The Lynchpin Between Combat and Athletics
The more I read and write, I know that I am a good teacher but only in the areas that grab my interest. In my childhood, we only played two games Army (I didn’t know about Marines early on) and sports. If the other boys didn’t want to play the game of my choice, I bribed them with my toys. It is easy to see the lynch pin between war and athletics; it is the competition. After college and during the Vietnam War, I was enjoying coaching football and baseball at Patrick Henry High School in Roanoke, Virginia, but something was missing. Maybe it is the gladiator instinct in males that seeks greater risk, and combat was the other side of the lynch pin that I seemingly had to experience.
Seven or eight years after my father was killed in the South Pacific in WW II, my mother married a Marine SSgt. Shortly thereafter, he left for Korea where he was an infantryman for over a year. He was tough and rugged in some ways but a good substitute father until they split up (too much partying I was told). Nonetheless, his influence on me was ever present, and while coaching I knew the summer of !968 was my last chance before I would be too old to go to Marine OCS in Quantico, VA.
I loved the stories of the early Corps that included the drunks, reprobates, and so-called junkyard dog types who made up the early Corps, but nonetheless were molded and formed into units that not unlike my friend the late Coach Ray Bussard who referred to the AAA-0 (Anyone, Anyplace, Anytime, Bar None) lay down.

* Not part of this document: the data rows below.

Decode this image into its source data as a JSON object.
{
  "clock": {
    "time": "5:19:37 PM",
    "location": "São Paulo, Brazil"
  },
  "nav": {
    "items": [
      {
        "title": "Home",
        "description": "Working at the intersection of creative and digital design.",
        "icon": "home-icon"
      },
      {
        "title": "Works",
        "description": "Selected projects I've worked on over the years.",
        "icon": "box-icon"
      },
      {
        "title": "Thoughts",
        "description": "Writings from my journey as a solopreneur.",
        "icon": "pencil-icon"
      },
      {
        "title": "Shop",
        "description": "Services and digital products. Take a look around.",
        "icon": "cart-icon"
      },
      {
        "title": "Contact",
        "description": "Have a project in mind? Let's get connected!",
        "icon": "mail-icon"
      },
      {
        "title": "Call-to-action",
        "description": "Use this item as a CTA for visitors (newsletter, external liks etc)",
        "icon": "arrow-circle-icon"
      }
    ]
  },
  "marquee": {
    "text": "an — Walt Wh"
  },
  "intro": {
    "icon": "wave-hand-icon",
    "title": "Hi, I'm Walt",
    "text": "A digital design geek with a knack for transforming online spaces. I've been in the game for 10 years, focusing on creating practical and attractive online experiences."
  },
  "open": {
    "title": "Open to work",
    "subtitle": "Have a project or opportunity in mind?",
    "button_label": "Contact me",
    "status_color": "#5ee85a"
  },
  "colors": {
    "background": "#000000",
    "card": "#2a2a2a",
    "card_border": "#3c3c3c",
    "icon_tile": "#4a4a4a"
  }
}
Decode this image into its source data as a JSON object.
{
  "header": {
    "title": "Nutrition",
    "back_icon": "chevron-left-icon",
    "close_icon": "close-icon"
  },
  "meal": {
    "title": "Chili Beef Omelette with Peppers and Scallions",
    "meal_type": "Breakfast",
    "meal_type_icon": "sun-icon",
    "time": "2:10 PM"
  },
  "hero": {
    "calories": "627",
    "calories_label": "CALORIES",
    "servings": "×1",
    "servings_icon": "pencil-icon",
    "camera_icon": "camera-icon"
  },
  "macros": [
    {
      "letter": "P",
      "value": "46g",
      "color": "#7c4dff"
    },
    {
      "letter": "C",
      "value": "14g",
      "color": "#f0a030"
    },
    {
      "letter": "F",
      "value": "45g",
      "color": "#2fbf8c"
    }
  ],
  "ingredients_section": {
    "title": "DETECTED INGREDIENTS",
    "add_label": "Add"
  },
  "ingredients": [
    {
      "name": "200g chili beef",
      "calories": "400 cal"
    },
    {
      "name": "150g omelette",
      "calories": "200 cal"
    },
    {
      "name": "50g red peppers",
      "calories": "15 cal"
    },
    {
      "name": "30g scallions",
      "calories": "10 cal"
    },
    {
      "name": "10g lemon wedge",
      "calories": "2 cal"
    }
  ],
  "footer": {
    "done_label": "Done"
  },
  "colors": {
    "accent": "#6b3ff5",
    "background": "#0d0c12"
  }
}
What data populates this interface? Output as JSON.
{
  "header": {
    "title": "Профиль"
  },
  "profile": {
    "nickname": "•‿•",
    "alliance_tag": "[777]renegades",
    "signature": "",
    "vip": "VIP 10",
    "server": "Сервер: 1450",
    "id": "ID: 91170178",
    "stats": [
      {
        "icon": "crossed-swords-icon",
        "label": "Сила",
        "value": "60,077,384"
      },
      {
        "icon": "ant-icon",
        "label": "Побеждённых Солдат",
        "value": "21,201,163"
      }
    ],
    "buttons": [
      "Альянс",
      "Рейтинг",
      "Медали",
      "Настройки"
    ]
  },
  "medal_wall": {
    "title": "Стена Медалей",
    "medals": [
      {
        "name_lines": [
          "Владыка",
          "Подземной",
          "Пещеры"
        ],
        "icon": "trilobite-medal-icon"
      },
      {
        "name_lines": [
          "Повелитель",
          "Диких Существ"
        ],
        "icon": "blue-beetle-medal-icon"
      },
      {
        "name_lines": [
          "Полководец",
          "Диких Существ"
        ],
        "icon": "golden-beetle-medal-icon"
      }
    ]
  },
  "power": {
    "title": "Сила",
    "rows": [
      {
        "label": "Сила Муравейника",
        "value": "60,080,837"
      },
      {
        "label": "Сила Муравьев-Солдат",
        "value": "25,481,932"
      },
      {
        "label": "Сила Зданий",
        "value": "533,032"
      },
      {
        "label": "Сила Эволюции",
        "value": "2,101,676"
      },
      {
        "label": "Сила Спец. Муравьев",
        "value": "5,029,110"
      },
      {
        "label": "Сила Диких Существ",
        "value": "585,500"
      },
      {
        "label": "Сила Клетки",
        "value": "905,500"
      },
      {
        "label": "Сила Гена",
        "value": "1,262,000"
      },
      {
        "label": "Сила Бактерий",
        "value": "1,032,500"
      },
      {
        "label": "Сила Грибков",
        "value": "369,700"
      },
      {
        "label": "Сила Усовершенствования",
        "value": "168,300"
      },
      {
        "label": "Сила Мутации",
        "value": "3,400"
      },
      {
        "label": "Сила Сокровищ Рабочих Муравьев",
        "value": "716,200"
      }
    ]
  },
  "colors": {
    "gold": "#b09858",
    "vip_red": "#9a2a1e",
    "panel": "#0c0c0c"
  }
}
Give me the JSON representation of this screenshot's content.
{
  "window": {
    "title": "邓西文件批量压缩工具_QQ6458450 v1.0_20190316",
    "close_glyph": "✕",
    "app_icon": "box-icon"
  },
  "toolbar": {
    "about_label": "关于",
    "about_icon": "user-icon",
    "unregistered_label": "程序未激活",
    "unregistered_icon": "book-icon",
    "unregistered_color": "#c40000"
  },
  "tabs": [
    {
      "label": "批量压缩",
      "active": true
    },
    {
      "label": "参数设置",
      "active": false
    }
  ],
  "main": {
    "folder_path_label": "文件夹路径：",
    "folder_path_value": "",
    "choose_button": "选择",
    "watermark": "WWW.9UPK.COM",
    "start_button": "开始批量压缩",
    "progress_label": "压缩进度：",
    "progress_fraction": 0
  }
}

Of course, the Corps changed over the years, but when I joined in 1969, there was still a tinge of the old-Corps roguish demeanor. We talked about this on occasion in the jungles and rice paddies of SVN (no change of clothes in weeks, a bath was a canteen of non-potable water, and the c-rations fruit cocktail was the highlight of the all three meals) and concluded that we were still Ole Corps - surely not Ivy League material nor welcome in the company of debutantes.